4. Éloge de la fiction
La mère, Anna, qui perd ses filles avant de mourir et son fœtus au moment où elle meurt, devient à la fin l’image de la stérilité, passage souligné par l’acte nécrophile de son mari, acte sexuel qui mène à la mort et non à la naissance. De cette manière, elle annonce, peut-être, ce qui adviendra d’Ellen. Mais, surtout, ce passage de la maternité à la stérilité, parce qu’il prend place dans une scène qui fonctionne en parallèle avec la mort d’Ellen, nous dit quelque chose de ce qui se déroule à la fin du film. Certes, Ellen meurt et elle meurt sans enfant, mais elle semble malgré tout incarner un idéal de fertilité. Pourquoi ?
Ce renversement est annoncé dans la scène où le docteur révèle à Ellen la seule manière de tuer le vampire. Alors qu’Ellen, Thomas, Friedrich et von Franz ébauchent leur plan d’attaque dans une calèche, von Franz demande à Ellen de l’escorter jusqu’à sa porte. C’est alors qu’il lui annonce que c’est en réalité son rôle à elle qui est primordial, qu’elle est la seule à pouvoir arrêter Nosferatu.

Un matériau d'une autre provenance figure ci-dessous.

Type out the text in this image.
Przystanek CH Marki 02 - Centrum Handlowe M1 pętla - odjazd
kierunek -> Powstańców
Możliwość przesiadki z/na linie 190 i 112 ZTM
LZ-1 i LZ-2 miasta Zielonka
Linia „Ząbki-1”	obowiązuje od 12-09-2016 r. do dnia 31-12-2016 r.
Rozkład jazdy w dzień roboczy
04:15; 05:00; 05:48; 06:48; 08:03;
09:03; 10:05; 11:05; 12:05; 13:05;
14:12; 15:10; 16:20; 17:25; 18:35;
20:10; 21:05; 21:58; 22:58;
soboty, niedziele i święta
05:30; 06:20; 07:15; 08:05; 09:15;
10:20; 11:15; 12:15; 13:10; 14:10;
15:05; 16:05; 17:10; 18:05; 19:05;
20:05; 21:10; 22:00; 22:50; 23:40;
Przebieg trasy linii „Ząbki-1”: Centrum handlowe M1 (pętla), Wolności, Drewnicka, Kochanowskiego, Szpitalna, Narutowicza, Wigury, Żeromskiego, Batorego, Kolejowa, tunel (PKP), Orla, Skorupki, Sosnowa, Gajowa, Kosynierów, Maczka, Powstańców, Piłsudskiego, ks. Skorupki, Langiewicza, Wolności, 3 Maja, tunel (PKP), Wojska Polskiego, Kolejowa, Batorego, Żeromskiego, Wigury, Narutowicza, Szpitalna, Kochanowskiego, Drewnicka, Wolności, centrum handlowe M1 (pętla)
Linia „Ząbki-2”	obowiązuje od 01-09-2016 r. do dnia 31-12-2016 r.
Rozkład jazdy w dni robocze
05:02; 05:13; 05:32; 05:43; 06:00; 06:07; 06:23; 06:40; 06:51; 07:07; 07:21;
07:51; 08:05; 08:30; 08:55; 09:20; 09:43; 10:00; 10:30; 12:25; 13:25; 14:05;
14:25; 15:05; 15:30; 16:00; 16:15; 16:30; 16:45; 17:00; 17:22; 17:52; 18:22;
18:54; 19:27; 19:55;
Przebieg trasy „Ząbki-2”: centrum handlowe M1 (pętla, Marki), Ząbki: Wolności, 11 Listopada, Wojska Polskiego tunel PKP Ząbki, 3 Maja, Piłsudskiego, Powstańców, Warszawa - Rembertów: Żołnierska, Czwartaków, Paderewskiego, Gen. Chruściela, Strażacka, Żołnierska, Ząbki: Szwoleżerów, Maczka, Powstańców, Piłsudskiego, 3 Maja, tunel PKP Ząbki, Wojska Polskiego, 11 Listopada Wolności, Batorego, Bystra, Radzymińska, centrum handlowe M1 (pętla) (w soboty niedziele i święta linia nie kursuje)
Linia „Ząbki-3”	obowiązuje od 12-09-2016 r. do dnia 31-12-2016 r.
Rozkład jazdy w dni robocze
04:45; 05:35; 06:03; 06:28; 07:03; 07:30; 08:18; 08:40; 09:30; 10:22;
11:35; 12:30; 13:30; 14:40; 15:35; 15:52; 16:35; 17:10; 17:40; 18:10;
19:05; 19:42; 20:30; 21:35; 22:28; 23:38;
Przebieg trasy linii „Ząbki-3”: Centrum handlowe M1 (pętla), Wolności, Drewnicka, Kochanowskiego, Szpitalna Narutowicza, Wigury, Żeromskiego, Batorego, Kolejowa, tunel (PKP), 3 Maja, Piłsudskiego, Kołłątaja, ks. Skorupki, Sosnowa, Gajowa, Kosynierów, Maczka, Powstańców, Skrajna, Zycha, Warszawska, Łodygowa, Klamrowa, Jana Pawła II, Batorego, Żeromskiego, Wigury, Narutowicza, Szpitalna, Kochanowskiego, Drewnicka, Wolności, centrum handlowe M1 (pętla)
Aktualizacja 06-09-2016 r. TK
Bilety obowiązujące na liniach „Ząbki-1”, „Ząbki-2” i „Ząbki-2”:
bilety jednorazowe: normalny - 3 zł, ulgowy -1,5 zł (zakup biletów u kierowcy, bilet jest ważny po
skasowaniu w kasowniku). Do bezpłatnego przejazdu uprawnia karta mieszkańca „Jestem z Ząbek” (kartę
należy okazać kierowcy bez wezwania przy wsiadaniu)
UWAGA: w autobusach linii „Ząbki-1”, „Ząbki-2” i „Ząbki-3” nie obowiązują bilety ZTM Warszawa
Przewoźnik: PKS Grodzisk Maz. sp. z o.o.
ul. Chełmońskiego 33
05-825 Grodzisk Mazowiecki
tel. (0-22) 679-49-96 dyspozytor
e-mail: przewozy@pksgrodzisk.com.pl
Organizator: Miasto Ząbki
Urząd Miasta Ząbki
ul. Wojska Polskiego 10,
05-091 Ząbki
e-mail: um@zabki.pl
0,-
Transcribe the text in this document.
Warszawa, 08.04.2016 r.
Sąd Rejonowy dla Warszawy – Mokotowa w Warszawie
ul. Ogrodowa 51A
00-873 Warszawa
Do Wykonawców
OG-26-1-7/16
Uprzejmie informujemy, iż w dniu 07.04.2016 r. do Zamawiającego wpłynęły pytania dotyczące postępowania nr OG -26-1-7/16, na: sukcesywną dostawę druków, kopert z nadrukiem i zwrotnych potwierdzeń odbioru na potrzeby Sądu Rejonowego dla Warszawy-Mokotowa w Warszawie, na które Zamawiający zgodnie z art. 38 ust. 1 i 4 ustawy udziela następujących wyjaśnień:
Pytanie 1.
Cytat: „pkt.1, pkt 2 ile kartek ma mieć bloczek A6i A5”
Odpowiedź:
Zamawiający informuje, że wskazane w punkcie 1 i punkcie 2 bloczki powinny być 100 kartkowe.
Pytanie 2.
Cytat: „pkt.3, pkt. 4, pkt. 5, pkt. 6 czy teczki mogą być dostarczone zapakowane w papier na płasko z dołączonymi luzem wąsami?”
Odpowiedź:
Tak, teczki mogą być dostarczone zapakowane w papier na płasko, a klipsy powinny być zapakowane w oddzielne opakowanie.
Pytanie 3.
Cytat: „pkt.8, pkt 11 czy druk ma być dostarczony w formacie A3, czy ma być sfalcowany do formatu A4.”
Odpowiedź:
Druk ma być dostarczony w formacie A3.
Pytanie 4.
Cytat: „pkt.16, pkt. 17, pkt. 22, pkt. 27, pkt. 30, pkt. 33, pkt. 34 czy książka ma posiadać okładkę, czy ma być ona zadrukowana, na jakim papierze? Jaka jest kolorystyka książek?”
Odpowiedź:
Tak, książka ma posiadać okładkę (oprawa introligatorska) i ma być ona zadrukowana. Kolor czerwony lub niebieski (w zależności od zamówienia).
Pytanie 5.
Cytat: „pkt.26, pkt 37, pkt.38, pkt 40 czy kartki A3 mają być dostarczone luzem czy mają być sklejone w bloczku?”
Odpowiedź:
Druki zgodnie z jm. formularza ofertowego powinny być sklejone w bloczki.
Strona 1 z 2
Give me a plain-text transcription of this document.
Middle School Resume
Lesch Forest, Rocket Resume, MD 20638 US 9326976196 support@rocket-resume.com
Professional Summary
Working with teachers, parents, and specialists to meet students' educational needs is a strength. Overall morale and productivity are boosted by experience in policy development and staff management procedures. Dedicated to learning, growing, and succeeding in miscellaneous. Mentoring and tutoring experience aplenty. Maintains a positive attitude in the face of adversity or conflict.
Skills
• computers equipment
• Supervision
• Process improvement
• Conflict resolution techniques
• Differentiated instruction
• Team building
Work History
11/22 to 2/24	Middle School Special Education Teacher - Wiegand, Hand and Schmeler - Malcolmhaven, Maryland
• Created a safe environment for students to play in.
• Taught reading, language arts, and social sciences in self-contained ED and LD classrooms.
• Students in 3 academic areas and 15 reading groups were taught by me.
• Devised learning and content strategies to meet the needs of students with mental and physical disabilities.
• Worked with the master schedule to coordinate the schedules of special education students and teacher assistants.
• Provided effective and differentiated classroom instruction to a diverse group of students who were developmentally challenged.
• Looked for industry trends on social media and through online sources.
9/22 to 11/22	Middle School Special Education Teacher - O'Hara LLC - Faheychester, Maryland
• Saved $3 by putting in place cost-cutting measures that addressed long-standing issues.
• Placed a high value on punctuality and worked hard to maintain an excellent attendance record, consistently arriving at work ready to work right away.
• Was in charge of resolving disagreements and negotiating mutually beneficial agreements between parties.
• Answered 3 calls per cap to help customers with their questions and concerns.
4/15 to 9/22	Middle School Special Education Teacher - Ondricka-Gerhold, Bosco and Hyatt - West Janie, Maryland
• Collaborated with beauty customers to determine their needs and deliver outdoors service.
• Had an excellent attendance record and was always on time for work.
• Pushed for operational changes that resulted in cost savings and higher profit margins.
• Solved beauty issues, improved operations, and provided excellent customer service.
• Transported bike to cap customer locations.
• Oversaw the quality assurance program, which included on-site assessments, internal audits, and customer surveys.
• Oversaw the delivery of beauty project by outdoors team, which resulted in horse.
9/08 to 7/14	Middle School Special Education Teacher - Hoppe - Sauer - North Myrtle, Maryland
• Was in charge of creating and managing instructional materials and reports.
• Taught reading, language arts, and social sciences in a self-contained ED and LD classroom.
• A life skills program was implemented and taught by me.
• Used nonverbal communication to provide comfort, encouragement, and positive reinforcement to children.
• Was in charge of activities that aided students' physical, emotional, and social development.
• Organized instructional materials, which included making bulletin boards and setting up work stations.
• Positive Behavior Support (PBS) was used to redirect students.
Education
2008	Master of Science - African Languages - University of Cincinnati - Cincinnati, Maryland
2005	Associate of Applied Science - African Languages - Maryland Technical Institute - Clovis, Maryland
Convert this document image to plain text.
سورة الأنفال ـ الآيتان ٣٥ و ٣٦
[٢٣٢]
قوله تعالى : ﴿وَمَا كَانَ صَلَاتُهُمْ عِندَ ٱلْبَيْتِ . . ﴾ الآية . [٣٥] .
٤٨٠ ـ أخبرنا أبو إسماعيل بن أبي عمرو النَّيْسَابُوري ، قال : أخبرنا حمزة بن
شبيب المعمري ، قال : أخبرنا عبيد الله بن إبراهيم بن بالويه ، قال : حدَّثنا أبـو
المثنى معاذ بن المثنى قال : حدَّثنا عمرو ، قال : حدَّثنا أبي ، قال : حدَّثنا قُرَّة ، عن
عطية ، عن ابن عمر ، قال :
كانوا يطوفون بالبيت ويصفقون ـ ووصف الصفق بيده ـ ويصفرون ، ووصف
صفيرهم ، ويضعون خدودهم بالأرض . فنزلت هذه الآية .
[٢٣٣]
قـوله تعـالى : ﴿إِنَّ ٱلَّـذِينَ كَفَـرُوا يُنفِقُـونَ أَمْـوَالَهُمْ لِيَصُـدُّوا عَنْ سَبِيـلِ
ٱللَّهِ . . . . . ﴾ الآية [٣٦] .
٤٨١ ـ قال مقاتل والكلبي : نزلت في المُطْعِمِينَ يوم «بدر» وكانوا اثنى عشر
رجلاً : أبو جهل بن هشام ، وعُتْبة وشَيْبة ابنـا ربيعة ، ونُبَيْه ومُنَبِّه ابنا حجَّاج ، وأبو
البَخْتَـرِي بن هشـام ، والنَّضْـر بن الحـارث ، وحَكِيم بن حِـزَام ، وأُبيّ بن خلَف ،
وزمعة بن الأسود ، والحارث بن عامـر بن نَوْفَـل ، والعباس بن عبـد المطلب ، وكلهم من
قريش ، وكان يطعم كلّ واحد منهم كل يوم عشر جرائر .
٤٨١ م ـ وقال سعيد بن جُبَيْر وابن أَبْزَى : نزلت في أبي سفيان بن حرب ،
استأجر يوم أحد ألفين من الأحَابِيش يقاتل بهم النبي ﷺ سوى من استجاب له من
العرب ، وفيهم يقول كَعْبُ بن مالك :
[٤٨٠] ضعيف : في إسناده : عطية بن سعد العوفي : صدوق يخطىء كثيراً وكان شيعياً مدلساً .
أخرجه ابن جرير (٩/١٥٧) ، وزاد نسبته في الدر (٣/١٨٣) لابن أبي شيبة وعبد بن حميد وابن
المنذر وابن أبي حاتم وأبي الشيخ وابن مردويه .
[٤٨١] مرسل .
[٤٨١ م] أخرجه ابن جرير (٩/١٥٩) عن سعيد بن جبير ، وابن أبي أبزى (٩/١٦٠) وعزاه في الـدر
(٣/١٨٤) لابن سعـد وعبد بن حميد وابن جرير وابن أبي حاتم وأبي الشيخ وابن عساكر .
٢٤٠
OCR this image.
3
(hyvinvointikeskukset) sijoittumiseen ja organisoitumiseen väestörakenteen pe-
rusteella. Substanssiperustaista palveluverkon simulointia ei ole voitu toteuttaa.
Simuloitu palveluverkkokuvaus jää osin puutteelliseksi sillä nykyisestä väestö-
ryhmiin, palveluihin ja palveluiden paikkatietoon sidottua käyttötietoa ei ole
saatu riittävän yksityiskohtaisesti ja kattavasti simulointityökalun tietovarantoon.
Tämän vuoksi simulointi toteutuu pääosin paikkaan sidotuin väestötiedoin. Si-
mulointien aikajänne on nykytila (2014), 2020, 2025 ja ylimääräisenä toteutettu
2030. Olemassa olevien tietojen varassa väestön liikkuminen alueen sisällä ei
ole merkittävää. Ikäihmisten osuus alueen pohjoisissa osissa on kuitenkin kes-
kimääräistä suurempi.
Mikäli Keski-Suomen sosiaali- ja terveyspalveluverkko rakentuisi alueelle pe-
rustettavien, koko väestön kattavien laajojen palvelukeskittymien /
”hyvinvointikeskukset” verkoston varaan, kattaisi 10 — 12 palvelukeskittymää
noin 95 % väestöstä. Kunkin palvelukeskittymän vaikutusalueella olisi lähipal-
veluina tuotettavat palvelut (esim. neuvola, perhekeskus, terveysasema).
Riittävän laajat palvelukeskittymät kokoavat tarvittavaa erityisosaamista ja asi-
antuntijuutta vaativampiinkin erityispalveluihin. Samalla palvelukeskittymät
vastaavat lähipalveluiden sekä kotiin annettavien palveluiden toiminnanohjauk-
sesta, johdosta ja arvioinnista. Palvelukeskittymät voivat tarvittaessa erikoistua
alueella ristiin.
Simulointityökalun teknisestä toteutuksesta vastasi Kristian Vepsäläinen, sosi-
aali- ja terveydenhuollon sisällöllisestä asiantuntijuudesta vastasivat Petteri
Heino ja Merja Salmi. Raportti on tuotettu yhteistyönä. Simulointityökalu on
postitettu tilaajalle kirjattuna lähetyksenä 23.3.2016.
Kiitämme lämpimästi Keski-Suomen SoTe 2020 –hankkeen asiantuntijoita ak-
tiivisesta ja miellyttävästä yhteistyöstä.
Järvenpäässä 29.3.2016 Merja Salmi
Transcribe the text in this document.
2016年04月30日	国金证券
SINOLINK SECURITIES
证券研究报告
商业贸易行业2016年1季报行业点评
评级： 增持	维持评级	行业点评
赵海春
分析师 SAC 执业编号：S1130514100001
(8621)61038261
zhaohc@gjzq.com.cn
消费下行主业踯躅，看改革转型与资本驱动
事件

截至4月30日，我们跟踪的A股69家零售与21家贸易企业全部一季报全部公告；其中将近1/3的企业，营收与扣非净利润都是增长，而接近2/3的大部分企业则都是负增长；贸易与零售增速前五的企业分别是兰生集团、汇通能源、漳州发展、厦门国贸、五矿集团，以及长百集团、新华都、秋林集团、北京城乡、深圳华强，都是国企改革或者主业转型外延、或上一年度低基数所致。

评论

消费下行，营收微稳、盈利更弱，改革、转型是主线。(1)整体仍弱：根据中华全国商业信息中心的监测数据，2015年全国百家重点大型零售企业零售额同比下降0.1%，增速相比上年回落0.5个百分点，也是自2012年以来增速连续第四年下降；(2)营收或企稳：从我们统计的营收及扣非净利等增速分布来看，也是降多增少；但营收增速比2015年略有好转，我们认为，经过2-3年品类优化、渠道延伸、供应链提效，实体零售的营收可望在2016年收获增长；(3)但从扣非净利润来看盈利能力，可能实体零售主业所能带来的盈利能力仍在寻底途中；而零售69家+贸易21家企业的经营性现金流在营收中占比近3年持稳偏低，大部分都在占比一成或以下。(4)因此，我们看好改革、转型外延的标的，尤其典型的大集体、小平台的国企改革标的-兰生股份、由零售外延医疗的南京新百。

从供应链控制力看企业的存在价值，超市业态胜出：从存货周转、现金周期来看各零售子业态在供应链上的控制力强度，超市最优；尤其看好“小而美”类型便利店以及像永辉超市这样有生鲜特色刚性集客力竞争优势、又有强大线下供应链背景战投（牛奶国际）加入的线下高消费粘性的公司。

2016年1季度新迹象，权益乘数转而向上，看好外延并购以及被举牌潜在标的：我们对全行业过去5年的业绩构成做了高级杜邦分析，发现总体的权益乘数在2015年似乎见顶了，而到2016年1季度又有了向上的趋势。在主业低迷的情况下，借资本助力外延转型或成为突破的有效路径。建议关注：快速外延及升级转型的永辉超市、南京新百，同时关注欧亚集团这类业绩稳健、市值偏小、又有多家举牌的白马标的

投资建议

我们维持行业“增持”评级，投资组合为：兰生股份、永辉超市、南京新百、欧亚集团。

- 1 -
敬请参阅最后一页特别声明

Cependant, le moment-clef de cette scène n’est pas cette révélation, qui avait été déjà partiellement dévoilée au spectateur. La raison pour laquelle cette scène représente le moment central du film (selon moi), c’est que c’est à cet instant précis qu’un personnage reconnaît le pouvoir positif de la “folie” d’Ellen.
Dès le début du film, Ellen est dépeinte en proie à ce que ses amis nomment mélancolie : depuis son enfance (et notamment depuis sa première nuit avec Nosferatu, évènement qu’elle n’a évidemment dévoilé à personne), elle fait des cauchemars, des crises de somnambulisme, voire “d’hystérie”. Cette instabilité mentale semblait s’être interrompue après sa rencontre avec Thomas, mais plus Nosferatu se rapproche physiquement du pays d’Ellen, plus Ellen devient hystérique. Je dis hystérique parce que c’est clairement en référence aux travaux de Freud et de Charcot sur l’hystérie que la folie d’Ellen est mise en scène : elle se contorsionne, apparaît comme étant possédée par un démon (Nosferatu), von Franz dira même en regardant ses yeux pendant une crise qu’elle possède une “double vision”.

Là où tous les autres personnages expriment de la peur, de la lassitude et de l’incompréhension vis-à-vis des crises d’Ellen, von Franz, lui, exprime non seulement de la curiosité, mais aussi de l’admiration.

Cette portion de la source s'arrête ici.